Implications and Outlook
The dual campaigns underscore OceanLotus’s adaptability and its willingness to exploit both traditional intrusion vectors (e.g., vulnerable SQL servers) and supply‑chain weaknesses in widely used software. The lack of signature validation in FireAnt’s update process represents a common but critical oversight that attackers can leverage to achieve trusted‑code execution at scale. For organizations in Vietnam—particularly those operating critical infrastructure, financial services, or any sector handling sensitive data—the findings reinforce the need for robust patch management, enforcement of code‑signing verification, network segmentation, and continuous monitoring for anomalous outbound traffic.

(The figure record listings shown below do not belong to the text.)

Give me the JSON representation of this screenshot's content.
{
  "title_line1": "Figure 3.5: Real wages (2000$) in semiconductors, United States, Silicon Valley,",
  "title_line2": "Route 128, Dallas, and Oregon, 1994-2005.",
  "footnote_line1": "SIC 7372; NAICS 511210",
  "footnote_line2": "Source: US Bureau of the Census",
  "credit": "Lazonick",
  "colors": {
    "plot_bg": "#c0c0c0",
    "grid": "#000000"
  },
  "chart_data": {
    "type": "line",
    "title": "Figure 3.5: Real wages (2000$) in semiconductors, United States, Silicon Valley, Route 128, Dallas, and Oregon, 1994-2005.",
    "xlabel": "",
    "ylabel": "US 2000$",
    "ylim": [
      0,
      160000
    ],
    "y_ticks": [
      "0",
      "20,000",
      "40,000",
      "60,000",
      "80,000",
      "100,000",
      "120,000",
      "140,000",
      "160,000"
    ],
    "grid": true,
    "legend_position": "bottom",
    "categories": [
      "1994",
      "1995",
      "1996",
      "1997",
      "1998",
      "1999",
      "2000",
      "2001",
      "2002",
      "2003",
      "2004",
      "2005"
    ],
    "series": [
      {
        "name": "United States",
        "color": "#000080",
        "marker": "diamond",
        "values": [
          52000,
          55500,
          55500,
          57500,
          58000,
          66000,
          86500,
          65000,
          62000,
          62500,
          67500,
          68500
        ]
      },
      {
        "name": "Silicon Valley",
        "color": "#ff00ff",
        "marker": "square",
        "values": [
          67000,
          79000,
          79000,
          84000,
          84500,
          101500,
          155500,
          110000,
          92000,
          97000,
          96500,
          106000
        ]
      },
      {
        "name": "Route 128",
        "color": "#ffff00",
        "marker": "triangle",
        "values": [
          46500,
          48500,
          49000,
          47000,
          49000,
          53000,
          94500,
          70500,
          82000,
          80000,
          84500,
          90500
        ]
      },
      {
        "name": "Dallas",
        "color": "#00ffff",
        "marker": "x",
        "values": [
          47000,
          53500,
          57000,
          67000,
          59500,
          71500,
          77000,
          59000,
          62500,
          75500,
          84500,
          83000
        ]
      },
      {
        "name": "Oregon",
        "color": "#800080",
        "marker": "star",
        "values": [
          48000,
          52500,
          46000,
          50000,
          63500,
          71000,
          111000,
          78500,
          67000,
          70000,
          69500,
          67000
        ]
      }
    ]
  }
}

Moreover, the observed shift toward domestic targeting suggests that threat intelligence feeds should prioritize monitoring of local entities and sectors that align with the group’s evolving interests. While OceanLotus’s activities have waxed and waned over its fifteen‑year history, its recent resurgence demonstrates that the group remains a potent and agile adversary capable of sustained, multi‑vector campaigns. Continued vigilance, threat‑hunting, and sharing of indicators of compromise will be essential to mitigate the risk posed by this persistent APT.